Small-scale fishers in Thailand heading offshore in search of fish.
Nathan Bennett, University of Washington/University of British Columbia
Small-scale fishers in Thailand heading offshore in search of fish.

A diverse group of the world’s leading experts in marine conservation is calling for a Hippocratic Oath for ocean conservation ― not unlike the pledge physicians take to uphold specific ethical standards when practicing medicine.

A code of conduct for marine conservation would help prevent human rights violations that might occur during conservation and promote fair, socially responsible decision-making when planning and carrying out actions to protect the ocean.

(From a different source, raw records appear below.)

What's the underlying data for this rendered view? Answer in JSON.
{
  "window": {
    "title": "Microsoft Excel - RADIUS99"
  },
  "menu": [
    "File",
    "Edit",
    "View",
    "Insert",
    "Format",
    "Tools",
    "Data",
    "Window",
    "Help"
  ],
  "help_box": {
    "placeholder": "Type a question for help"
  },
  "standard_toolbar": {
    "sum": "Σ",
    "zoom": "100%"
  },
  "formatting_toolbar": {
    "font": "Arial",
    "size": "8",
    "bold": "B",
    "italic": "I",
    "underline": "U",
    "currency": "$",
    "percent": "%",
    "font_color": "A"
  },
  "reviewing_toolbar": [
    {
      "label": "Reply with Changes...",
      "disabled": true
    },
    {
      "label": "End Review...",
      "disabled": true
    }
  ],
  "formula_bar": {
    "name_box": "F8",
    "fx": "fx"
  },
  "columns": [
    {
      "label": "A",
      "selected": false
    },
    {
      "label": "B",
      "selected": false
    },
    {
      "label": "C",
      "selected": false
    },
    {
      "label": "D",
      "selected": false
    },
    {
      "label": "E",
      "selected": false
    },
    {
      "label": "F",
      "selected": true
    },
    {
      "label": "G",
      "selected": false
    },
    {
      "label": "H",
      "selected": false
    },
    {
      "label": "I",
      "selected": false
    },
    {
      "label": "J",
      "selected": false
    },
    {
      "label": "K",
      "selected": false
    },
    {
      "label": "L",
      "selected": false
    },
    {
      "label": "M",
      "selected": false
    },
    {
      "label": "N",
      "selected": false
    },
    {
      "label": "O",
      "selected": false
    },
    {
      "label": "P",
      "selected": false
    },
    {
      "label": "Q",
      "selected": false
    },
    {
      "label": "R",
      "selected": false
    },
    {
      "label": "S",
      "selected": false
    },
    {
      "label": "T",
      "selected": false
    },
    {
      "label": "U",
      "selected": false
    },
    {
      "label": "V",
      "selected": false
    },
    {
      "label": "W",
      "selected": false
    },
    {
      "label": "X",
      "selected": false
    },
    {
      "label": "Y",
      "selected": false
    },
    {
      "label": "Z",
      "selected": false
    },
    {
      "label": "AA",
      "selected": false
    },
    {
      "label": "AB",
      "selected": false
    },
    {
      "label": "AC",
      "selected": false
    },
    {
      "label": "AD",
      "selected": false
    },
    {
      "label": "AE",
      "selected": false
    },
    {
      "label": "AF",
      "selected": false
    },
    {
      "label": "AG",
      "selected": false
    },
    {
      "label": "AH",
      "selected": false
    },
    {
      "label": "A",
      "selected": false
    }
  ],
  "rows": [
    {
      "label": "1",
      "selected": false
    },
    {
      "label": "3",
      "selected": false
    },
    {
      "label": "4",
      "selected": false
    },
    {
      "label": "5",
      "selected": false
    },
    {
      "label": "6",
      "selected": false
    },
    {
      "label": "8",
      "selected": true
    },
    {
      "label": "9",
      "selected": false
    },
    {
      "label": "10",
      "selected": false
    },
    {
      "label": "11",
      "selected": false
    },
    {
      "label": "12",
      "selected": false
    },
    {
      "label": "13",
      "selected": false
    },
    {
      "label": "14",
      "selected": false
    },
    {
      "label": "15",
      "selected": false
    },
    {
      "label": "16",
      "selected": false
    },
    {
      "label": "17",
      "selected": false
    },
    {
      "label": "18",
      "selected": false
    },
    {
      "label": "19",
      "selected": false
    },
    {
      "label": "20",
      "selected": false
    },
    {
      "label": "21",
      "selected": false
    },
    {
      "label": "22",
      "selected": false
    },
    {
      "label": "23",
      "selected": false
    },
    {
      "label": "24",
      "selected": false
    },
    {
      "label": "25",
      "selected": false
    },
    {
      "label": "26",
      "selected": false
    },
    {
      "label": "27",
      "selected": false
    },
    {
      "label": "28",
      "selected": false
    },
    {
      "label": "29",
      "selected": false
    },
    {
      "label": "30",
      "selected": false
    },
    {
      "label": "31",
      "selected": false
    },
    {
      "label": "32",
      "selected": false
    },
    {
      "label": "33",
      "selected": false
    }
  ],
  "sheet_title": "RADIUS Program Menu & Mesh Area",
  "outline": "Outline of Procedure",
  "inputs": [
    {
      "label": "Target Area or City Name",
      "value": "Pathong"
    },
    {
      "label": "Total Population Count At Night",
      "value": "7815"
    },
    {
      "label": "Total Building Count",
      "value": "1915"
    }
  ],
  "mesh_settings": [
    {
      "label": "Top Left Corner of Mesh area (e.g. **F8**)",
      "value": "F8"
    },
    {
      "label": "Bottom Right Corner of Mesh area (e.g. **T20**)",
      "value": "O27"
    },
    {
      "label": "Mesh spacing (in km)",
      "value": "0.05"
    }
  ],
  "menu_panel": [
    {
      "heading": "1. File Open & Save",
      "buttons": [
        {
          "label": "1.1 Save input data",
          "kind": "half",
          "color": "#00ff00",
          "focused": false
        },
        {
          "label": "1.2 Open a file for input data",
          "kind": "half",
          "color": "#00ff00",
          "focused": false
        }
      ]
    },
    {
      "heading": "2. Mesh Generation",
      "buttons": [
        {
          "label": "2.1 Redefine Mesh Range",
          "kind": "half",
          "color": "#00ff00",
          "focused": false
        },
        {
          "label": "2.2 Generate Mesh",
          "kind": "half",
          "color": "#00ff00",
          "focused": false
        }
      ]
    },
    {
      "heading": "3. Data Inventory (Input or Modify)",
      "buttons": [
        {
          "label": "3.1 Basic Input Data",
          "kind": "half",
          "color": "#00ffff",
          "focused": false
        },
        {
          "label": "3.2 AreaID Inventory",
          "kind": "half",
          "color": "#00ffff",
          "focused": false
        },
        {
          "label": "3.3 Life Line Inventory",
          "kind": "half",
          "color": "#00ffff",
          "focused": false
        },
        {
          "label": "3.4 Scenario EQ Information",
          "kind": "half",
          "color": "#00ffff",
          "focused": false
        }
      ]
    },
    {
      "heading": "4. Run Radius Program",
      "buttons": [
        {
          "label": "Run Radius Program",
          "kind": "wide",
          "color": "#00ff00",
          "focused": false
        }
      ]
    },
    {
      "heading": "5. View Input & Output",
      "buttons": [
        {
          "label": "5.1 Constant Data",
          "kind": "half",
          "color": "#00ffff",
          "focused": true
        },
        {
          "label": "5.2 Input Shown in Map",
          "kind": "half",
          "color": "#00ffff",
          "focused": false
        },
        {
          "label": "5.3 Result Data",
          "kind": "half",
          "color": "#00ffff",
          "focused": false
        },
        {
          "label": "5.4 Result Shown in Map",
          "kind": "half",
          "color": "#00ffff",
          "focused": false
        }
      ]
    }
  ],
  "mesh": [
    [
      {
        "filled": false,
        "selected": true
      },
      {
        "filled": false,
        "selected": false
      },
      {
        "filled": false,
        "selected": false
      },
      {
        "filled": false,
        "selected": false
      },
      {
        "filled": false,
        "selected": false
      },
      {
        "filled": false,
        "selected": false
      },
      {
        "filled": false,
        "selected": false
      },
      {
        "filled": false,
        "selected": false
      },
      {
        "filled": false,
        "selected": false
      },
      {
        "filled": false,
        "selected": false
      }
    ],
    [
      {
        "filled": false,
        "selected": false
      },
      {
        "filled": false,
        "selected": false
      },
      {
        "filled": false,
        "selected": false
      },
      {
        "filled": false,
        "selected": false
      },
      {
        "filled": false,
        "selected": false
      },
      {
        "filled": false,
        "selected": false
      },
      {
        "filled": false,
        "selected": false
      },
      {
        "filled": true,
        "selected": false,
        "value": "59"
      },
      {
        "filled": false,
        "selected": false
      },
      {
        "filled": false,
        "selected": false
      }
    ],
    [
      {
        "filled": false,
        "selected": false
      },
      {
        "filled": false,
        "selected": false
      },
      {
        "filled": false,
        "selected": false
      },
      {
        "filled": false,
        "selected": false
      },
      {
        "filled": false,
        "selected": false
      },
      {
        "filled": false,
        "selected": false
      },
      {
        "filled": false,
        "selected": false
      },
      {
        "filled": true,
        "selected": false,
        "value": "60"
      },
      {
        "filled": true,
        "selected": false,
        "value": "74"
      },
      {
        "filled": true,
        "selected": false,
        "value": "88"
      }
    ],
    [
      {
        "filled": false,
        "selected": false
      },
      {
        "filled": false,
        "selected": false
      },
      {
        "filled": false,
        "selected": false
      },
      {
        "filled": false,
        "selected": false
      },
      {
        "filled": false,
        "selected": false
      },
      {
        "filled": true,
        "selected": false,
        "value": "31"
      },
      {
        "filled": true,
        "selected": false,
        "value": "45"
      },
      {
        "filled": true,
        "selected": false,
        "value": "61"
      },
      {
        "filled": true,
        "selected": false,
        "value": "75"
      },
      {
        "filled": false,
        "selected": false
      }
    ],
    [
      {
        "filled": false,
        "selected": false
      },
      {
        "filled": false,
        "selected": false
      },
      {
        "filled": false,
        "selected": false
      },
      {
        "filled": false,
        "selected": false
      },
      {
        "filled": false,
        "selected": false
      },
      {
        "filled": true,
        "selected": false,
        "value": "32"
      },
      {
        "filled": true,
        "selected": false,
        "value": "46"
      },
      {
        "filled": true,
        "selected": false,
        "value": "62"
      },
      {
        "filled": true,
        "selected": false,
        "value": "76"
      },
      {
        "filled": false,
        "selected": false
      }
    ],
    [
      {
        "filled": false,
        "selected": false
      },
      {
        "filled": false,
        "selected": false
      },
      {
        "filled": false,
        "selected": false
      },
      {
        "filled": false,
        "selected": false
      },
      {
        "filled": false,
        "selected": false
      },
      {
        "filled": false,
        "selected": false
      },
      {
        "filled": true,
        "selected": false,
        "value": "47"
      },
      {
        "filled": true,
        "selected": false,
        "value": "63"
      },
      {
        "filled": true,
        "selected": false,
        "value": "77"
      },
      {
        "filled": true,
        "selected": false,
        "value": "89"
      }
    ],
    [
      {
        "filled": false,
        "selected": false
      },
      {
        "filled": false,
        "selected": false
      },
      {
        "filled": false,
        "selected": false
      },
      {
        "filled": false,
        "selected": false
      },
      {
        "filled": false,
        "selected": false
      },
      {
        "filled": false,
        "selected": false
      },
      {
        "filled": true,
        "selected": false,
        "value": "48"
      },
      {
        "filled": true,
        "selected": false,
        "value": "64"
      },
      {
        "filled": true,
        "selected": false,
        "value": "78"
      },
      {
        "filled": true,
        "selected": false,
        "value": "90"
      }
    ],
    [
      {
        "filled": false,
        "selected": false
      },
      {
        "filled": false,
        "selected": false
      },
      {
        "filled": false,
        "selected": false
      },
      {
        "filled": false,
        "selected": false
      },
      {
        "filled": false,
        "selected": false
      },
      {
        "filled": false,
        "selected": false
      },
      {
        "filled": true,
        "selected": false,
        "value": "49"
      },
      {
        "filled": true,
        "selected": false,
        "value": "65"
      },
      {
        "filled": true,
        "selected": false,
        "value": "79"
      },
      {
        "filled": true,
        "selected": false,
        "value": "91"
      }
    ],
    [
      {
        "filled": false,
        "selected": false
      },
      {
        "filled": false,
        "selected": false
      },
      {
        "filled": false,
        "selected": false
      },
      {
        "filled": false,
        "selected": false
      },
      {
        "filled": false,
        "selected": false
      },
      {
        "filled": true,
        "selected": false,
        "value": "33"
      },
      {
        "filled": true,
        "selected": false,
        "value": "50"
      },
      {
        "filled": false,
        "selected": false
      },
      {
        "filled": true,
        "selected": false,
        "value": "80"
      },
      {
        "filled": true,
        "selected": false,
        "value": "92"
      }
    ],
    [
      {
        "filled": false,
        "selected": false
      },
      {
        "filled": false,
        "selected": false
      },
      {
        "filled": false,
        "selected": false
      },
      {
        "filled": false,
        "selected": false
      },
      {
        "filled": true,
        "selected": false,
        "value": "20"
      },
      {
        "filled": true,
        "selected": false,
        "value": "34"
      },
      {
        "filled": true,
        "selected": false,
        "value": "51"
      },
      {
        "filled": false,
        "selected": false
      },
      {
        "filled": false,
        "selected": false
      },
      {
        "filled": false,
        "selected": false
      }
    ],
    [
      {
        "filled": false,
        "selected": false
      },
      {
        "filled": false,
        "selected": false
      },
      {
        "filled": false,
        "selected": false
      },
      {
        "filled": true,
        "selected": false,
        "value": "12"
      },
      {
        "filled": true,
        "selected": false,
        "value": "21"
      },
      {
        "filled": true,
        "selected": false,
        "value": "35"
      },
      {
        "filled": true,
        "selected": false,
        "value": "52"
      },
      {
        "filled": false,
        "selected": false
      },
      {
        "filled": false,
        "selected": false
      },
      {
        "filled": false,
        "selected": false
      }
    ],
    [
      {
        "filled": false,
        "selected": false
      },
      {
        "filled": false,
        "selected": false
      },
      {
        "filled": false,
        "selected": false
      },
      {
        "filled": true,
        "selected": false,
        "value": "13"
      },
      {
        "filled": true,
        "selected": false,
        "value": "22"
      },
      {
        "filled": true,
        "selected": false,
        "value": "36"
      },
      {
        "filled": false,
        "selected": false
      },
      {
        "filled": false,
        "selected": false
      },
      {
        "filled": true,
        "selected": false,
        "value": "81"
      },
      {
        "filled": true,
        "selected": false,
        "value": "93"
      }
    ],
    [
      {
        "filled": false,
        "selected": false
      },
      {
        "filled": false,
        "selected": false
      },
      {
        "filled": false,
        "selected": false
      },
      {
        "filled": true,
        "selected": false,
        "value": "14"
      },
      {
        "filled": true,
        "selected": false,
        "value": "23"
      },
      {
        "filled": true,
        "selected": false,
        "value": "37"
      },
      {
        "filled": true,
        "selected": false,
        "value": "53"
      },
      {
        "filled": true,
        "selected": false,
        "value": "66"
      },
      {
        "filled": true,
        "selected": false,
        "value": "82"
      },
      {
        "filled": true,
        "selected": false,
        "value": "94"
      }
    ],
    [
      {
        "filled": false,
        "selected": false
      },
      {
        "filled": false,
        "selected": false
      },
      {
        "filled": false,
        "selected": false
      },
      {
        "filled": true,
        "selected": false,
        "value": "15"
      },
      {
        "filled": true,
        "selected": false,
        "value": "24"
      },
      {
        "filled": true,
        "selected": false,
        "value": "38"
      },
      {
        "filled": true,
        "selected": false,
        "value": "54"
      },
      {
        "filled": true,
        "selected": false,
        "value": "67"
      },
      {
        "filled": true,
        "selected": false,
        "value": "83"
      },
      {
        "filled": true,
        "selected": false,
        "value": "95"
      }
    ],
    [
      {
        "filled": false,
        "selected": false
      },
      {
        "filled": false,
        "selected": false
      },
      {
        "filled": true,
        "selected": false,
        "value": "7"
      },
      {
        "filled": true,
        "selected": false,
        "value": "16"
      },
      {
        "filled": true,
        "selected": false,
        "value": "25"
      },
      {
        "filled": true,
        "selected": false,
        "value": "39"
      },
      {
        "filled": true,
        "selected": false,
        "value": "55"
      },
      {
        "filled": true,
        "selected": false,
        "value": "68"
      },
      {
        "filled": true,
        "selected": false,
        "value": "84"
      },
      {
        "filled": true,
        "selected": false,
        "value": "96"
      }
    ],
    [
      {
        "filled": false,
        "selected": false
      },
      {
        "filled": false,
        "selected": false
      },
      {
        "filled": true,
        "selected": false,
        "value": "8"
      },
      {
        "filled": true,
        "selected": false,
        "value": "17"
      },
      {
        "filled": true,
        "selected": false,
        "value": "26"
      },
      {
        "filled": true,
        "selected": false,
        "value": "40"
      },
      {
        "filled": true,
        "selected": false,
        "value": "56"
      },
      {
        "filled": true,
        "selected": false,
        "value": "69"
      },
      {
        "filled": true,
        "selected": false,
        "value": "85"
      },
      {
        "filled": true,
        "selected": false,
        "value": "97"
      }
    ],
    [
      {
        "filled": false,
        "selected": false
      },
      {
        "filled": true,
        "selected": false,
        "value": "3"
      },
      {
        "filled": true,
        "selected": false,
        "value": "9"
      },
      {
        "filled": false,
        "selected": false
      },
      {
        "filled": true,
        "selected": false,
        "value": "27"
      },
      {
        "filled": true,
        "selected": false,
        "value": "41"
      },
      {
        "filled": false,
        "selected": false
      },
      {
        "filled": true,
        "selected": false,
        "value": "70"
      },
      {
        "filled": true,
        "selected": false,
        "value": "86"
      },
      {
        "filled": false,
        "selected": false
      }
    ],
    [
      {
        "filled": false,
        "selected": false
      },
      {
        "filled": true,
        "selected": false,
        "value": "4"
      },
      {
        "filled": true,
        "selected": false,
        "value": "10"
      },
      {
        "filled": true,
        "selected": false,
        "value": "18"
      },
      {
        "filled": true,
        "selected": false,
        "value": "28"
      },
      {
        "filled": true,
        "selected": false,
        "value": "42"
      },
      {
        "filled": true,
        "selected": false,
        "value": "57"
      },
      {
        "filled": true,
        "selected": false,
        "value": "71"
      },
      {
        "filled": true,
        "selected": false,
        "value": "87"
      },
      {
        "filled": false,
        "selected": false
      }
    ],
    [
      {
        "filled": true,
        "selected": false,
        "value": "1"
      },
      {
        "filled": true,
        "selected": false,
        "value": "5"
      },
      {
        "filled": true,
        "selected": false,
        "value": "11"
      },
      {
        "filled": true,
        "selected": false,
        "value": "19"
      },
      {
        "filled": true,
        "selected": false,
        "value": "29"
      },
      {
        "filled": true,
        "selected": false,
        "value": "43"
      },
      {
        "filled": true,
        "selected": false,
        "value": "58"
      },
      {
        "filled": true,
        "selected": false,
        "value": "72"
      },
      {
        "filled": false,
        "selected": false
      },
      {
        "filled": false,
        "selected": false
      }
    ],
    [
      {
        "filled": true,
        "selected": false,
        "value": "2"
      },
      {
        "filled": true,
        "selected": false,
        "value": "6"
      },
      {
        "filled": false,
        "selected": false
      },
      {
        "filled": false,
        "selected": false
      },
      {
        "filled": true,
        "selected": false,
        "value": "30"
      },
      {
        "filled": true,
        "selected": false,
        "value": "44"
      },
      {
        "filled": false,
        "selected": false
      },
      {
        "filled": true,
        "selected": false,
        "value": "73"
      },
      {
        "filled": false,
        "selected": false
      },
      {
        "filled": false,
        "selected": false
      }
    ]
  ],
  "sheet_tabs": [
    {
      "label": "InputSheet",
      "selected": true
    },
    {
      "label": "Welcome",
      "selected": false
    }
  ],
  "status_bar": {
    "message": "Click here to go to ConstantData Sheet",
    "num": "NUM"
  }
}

The recommendations were published May 15 in the journal Marine Policy.

“The benefit of developing a code of conduct is that we are taking past mistakes and learning from them,” said lead author Nathan Bennett, a postdoctoral researcher at UW School of Marine and Environmental Affairs and Fulbright Visiting Scholar. “We are trying to suggest a way forward and ultimately to increase the success of conservation.”

An international group of academics and practitioners from universities, government agencies and nonprofit organizations convened at the International Union for Conservation of Nature’s World Conservation Congress ― the world’s largest recurring conservation event ― in Honolulu last year to discuss the need for a marine code of conduct and put together a framework for what such a document would include. This discussion, along with a review of existing conservation policies, is summarized in the new paper.